Arminia weiter Herr im Hause der SchücoArena

Bielefeld – Auf der Alm wurde am Montagabend vor den versammelten DSC-Mitgliedern der Verkauf der SchücoArena erklärt.

Arminias Präsident Hans-Jürgen Laufer und Geschäftsführer Markus Rejek standen den Fragen der Mitglieder zur Verfügung.
Arminias Präsident Hans-Jürgen Laufer und Geschäftsführer Markus Rejek standen den Fragen der Mitglieder zur Verfügung.

Neben Präsident Hans-Jürgen Läufer und Geschäftsführer Markus Rejek waren auch Hermann J. Richter und Bernard Kiezewski aus dem Präsidium anwesend und erläuterten die Umstände und die Auswirkungen des Stadionverkaufs.

Der Verein stehe kurz davor, sich vollständig von den Schulden der vergangenen Jahre zu befreien. Die größte Tilgung werde durch den Stadionverkauf erreicht, berichtete die Neue Westfälische.

Der Deal steht bereits seit Wochen fest (TAG24 berichtete). Die Verträge werden zurzeit geschrieben und werden in den kommenden Wochen unterzeichnet. Der Verkaufspreis soll noch im Dezember auf dem Konto des Vereins eingehen.

Diese Entscheidung und die Auswirkungen wurden nun den Mitgliedern präsentiert. Rund 70 Mitglieder waren im Sechzehner unterhalb der Westtribüne erschienen und informierten sich über die Einigung mit den regionalen Käufern. Vor allem der Geschäftsführer Rejek zeigte sich erfreut über die heimischen Unternehmer, die in Zukunft die Eigentümergesellschaft bilden werden.

Die DMG Mori, Dr. Oetker, JAB Anstoetz, Gauselmann, die Möller-Group, die Böllhoff-Gruppe, Hartmut Ostrowski mit seinem Unternehmen, Jürgen Budde (Mitgesellschafter des Anlagenbau-Unternehmens Bude Fördertechnik), Christoph Buse (Gesellschafter der Bautra GmbH) und Christoph Borchard (Borchard GmbH und Co. Bau KG) werden die zukünftigen Eigentümer.

Ostrowski ist ebenfalls Aufsichtsratvorsitzender der Arminia Bielefeld KGaA. Das beunruhigte einige der Präsidiumsmitglieder, da Interessenskonflikte befürchtet wurden.
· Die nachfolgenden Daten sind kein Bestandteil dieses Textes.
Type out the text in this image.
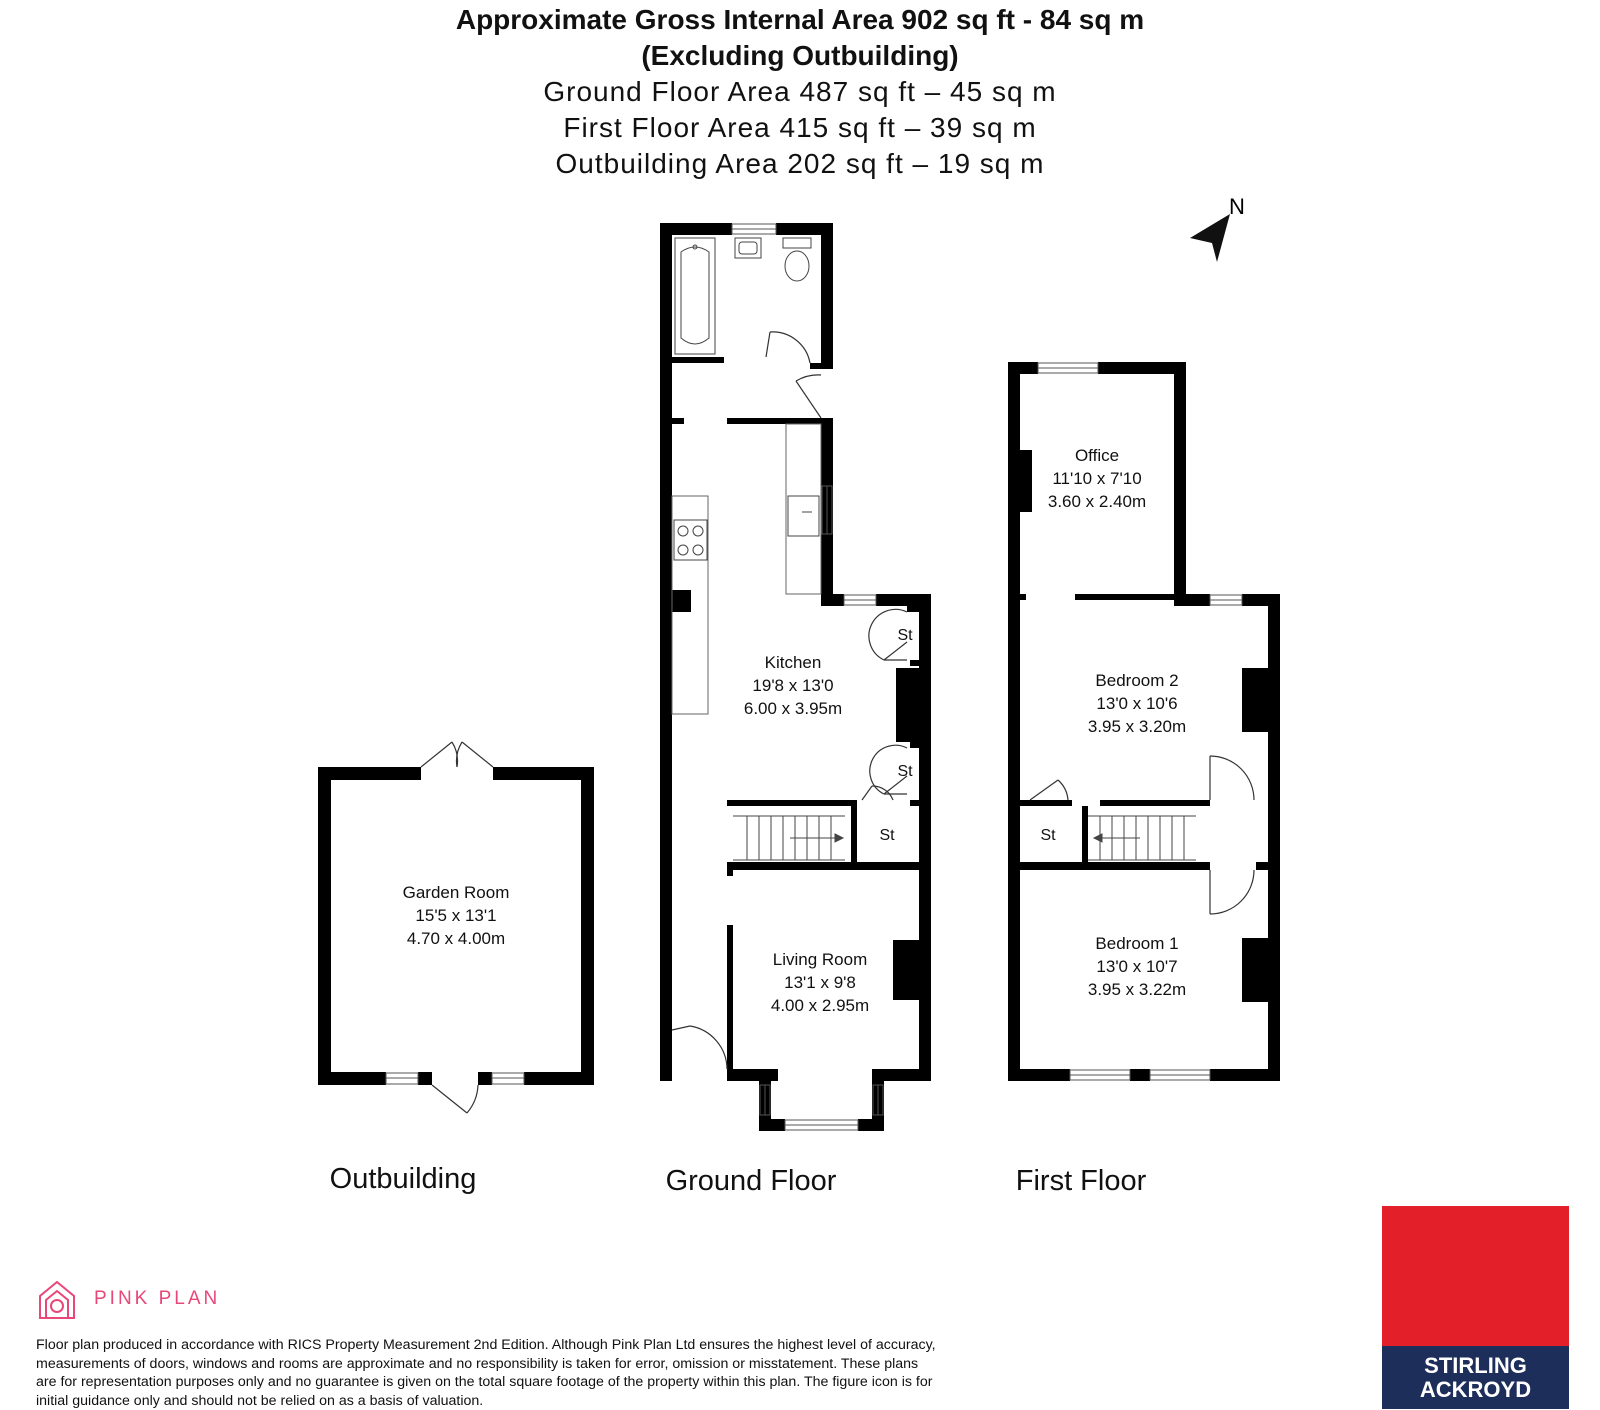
Approximate Gross Internal Area 902 sq ft - 84 sq m
(Excluding Outbuilding)
Ground Floor Area 487 sq ft – 45 sq m
First Floor Area 415 sq ft – 39 sq m
Outbuilding Area 202 sq ft – 19 sq m
N
Garden Room
15'5 x 13'1
4.70 x 4.00m
Kitchen
19'8 x 13'0
6.00 x 3.95m
Living Room
13'1 x 9'8
4.00 x 2.95m
Office
11'10 x 7'10
3.60 x 2.40m
Bedroom 2
13'0 x 10'6
3.95 x 3.20m
Bedroom 1
13'0 x 10'7
3.95 x 3.22m
St
St
St	St
Outbuilding	Ground Floor	First Floor
PINK PLAN
Floor plan produced in accordance with RICS Property Measurement 2nd Edition. Although Pink Plan Ltd ensures the highest level of accuracy, measurements of doors, windows and rooms are approximate and no responsibility is taken for error, omission or misstatement. These plans are for representation purposes only and no guarantee is given on the total square footage of the property within this plan. The figure icon is for initial guidance only and should not be relied on as a basis of valuation.
STIRLING
ACKROYD
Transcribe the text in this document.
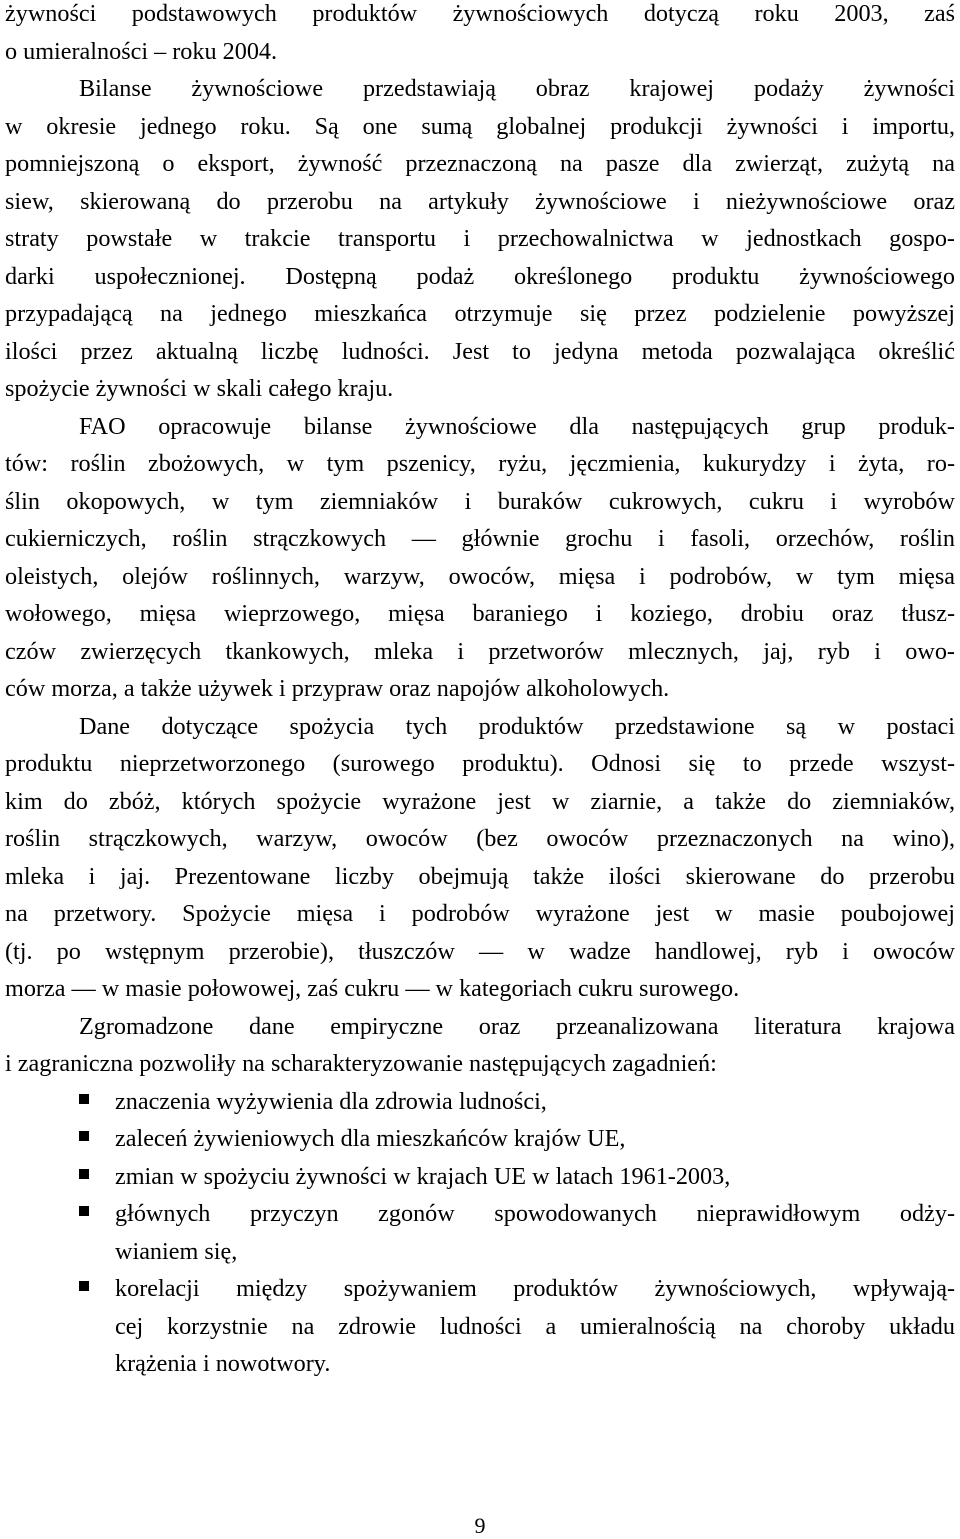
żywności podstawowych produktów żywnościowych dotyczą roku 2003, zaś
o umieralności – roku 2004.
Bilanse żywnościowe przedstawiają obraz krajowej podaży żywności
w okresie jednego roku. Są one sumą globalnej produkcji żywności i importu,
pomniejszoną o eksport, żywność przeznaczoną na pasze dla zwierząt, zużytą na
siew, skierowaną do przerobu na artykuły żywnościowe i nieżywnościowe oraz
straty powstałe w trakcie transportu i przechowalnictwa w jednostkach gospo-
darki uspołecznionej. Dostępną podaż określonego produktu żywnościowego
przypadającą na jednego mieszkańca otrzymuje się przez podzielenie powyższej
ilości przez aktualną liczbę ludności. Jest to jedyna metoda pozwalająca określić
spożycie żywności w skali całego kraju.
FAO opracowuje bilanse żywnościowe dla następujących grup produk-
tów: roślin zbożowych, w tym pszenicy, ryżu, jęczmienia, kukurydzy i żyta, ro-
ślin okopowych, w tym ziemniaków i buraków cukrowych, cukru i wyrobów
cukierniczych, roślin strączkowych — głównie grochu i fasoli, orzechów, roślin
oleistych, olejów roślinnych, warzyw, owoców, mięsa i podrobów, w tym mięsa
wołowego, mięsa wieprzowego, mięsa baraniego i koziego, drobiu oraz tłusz-
czów zwierzęcych tkankowych, mleka i przetworów mlecznych, jaj, ryb i owo-
ców morza, a także używek i przypraw oraz napojów alkoholowych.
Dane dotyczące spożycia tych produktów przedstawione są w postaci
produktu nieprzetworzonego (surowego produktu). Odnosi się to przede wszyst-
kim do zbóż, których spożycie wyrażone jest w ziarnie, a także do ziemniaków,
roślin strączkowych, warzyw, owoców (bez owoców przeznaczonych na wino),
mleka i jaj. Prezentowane liczby obejmują także ilości skierowane do przerobu
na przetwory. Spożycie mięsa i podrobów wyrażone jest w masie poubojowej
(tj. po wstępnym przerobie), tłuszczów — w wadze handlowej, ryb i owoców
morza — w masie połowowej, zaś cukru — w kategoriach cukru surowego.
Zgromadzone dane empiryczne oraz przeanalizowana literatura krajowa
i zagraniczna pozwoliły na scharakteryzowanie następujących zagadnień:
znaczenia wyżywienia dla zdrowia ludności,
zaleceń żywieniowych dla mieszkańców krajów UE,
zmian w spożyciu żywności w krajach UE w latach 1961-2003,
głównych przyczyn zgonów spowodowanych nieprawidłowym odży-
wianiem się,
korelacji między spożywaniem produktów żywnościowych, wpływają-
cej korzystnie na zdrowie ludności a umieralnością na choroby układu
krążenia i nowotwory.
9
Die Befürchtungen konnte Präsident Läufer im Keim ersticken: Er hob das beindruckende Engagement Ostrowskis hervor und teilte mit, dass der Aufsichtsratsvorsitzende sich nicht an den Entscheidungen über den Mietvertrag zwischen Arminia und der Eigentümergesellschaft ("Bündnis Alm GmbH") beteiligen werde.

Rejek betonte weiter, dass ein fairer Mietvertrag ausgehandelt wurde und durch den Verkauf der Alm die Restschulden von rund zwei bis drei Millionen Euro getilgt werden können. Rejek verwies dabei auf ähnliche Vereinbarungen wie in den Städten Braunschweig und Duisburg. Im Vergleich dazu stehe der DSC sogar besser dar.

Die Mitglieder zeigten sich angetan von den Bemühungen des Vereins, Arminia wieder schuldenfrei zu bekommen. Fragen gab es nur bezüglich der Ausgestaltung und möglicher negativer Konsequenzen für den gesamten Verein. Das Präsidium versicherte glaubhaft, dass Arminia als Generalmieter über alle Veranstaltungen und Untermieter im Bilde sei. So werden keine Verschlechterungen im alltäglichen Ablauf erwartet.